Software teams are more formal around their buy vs. Build strategies (when to buy software packages and configure it vs. Building custom systems to support the business.)
They are leading the related to:
- Release Management: having predictable, well-communicated releases with release notes and training
- Portfolio Management: how to prioritize and allocate IT resources across multiple projects and teams
- Traceability/Audits: ensuring any future auditing or compliance tasks are able to be supported
- Customer Support: Ensuring end users have systems and processes to track support tickets and support SLAs
- KPIs: Ensuring SLAs are met between software services and support services
- Budgets: Ensuring a run rate/growth rate for IT budgets is defined (Run Rate is the “break/fix” minimum IT spend for a company, Growth Rate is based on budgeting for projects planned for the year.)
Problems at this Stage
The problems the CTO is solving at this point are focused on:
- Portfolio Management
- Release Management
- Building Leadership Teams
- IT KPI/SLA Tracking
- Budgeting
- Hiring IT Leadership
- Culture
Typical Org Chart Structure - Scaling Stage
Enterprise Level Company
At this point, the software supports a viable business that continues to grow in both complexity and features across many software products and platforms.
Departments are finely tuned and each department has separation of duties.
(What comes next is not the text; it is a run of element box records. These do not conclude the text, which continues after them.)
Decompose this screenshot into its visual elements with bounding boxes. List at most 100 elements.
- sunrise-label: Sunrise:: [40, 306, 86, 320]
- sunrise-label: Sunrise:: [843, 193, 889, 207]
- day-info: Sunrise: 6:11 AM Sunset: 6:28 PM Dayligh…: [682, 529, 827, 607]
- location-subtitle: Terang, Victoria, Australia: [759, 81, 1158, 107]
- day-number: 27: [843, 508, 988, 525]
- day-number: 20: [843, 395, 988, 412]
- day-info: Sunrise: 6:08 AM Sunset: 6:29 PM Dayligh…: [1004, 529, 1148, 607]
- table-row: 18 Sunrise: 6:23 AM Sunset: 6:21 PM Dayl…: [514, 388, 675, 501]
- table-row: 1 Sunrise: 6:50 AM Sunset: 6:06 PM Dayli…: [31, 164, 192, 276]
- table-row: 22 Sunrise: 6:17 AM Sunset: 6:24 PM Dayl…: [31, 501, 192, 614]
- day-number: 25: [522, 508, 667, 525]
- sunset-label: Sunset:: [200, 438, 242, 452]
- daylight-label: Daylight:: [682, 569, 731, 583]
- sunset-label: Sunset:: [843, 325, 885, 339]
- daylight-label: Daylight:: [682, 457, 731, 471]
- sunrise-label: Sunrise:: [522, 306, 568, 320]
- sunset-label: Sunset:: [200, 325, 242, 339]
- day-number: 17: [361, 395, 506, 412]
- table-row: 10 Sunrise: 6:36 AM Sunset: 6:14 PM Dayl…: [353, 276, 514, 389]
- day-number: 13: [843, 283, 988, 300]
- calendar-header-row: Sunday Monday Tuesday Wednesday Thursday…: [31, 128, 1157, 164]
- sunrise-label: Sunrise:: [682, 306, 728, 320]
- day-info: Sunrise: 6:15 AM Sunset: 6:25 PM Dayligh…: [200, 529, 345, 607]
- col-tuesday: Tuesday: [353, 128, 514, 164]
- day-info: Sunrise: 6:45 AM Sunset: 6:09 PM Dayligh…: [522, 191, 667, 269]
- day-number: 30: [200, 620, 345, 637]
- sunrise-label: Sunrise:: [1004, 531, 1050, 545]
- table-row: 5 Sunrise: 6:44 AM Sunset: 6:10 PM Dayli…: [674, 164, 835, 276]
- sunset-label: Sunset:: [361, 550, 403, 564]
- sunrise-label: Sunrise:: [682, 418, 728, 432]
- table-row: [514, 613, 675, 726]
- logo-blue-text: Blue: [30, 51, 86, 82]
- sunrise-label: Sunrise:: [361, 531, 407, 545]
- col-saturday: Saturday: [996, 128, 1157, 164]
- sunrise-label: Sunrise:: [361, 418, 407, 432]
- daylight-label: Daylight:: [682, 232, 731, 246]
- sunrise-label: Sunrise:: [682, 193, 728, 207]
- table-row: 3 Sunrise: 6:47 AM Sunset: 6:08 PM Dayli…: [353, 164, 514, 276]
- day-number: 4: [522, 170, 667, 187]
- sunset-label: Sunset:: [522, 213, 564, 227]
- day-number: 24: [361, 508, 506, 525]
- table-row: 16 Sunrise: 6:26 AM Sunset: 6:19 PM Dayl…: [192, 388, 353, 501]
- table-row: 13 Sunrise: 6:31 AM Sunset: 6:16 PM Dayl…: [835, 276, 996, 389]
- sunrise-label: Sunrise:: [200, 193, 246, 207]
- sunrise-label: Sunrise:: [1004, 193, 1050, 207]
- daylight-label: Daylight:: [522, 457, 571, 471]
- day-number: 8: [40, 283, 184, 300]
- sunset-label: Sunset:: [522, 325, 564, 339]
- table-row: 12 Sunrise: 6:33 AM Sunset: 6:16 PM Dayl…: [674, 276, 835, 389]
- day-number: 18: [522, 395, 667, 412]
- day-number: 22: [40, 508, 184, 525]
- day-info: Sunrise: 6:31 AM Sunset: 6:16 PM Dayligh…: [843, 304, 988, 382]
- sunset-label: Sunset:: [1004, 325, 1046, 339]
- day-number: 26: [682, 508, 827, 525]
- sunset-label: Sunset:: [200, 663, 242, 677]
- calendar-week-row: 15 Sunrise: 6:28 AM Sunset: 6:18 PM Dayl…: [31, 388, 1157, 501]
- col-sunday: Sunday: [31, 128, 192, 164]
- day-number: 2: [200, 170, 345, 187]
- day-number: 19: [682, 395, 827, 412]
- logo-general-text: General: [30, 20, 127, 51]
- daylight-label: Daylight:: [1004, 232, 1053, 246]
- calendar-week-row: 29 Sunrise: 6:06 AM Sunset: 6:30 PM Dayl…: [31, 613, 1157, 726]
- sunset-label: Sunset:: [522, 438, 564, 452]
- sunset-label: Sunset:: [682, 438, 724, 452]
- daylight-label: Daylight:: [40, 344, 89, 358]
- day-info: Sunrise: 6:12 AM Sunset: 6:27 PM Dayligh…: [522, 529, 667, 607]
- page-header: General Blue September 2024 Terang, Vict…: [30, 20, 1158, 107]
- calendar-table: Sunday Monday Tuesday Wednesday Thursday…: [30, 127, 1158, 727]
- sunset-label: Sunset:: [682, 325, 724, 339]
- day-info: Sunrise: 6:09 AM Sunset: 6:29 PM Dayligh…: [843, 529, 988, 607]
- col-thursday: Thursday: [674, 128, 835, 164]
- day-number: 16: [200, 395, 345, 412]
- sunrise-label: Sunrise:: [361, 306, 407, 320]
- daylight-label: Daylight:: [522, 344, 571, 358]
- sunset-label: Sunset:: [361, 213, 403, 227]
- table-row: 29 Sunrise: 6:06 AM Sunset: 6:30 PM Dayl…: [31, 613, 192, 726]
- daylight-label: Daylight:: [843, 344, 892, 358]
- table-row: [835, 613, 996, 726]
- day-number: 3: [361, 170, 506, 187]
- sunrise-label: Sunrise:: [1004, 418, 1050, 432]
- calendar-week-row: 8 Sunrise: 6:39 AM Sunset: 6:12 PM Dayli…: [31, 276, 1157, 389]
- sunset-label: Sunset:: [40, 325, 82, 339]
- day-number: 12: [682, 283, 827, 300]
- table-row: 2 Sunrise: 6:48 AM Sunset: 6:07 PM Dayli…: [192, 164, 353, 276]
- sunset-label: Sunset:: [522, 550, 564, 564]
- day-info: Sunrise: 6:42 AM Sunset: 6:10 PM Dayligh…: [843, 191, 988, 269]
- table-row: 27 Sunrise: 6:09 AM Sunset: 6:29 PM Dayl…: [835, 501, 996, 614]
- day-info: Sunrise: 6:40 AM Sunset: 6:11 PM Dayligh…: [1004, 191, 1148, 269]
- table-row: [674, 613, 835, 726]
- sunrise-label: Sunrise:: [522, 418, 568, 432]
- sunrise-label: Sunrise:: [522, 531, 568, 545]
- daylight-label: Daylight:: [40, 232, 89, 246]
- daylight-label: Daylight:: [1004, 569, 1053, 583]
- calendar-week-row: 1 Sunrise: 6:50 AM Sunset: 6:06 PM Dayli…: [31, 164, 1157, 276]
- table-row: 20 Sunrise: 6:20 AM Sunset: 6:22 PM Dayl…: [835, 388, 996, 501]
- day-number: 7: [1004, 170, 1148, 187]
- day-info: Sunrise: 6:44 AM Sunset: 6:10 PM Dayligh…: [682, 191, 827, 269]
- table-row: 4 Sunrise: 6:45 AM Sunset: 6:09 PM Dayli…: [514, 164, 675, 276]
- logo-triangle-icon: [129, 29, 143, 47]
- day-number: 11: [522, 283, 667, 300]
Projects require a PMO to manage the execution of tasks between teams. Auditing requirements and security requirements increase as the company has more liability and risk related to their data and end user experience.
The CTO is responsible for ensuring that the teams perform across multiple levels of discipline across different IT frameworks and best practices such as ITIL, SOC, HIPAA, Agile, Project Management, Product Management, Analytics, Security, Research and Development, and Disaster Recovery.
Problems at this Stage
The problems the CTO is solving at this point are focused on:
- Audits/Compliance
- Security
- Portfolio Management
- Budgeting
- Hiring Executive IT Leadership
- Culture and Employee Retention
Typical Org Chart Structure - Scaling Stage
TLDR
A CTO’s Role and the IT team structure changes as the company evolves from startup to enterprise. The CTO must transform from a hands-on technician to a strategic leader within the organization.
Startup: The CTO manages product, architecture, and individual team members.
Product-Market Fit: The CTO continues to manage the product, architecture and team members. Additional project management support may be brought in at this point.
Adoption: The CTO brings in key managers for product execution and brings in expertise across to support operational support (Devops, BI, Customer Success)
Scaling: The CTO starts to build management teams for product execution and begins to mature the IT processes across teams.
Enterprise: The CTO leads a team of executives responsible for individual IT groups (Development, Infrastructure, Customer Success, Integration, Architecture, BI, PMO, Helpdesk) and most projects require organizational alignment for success.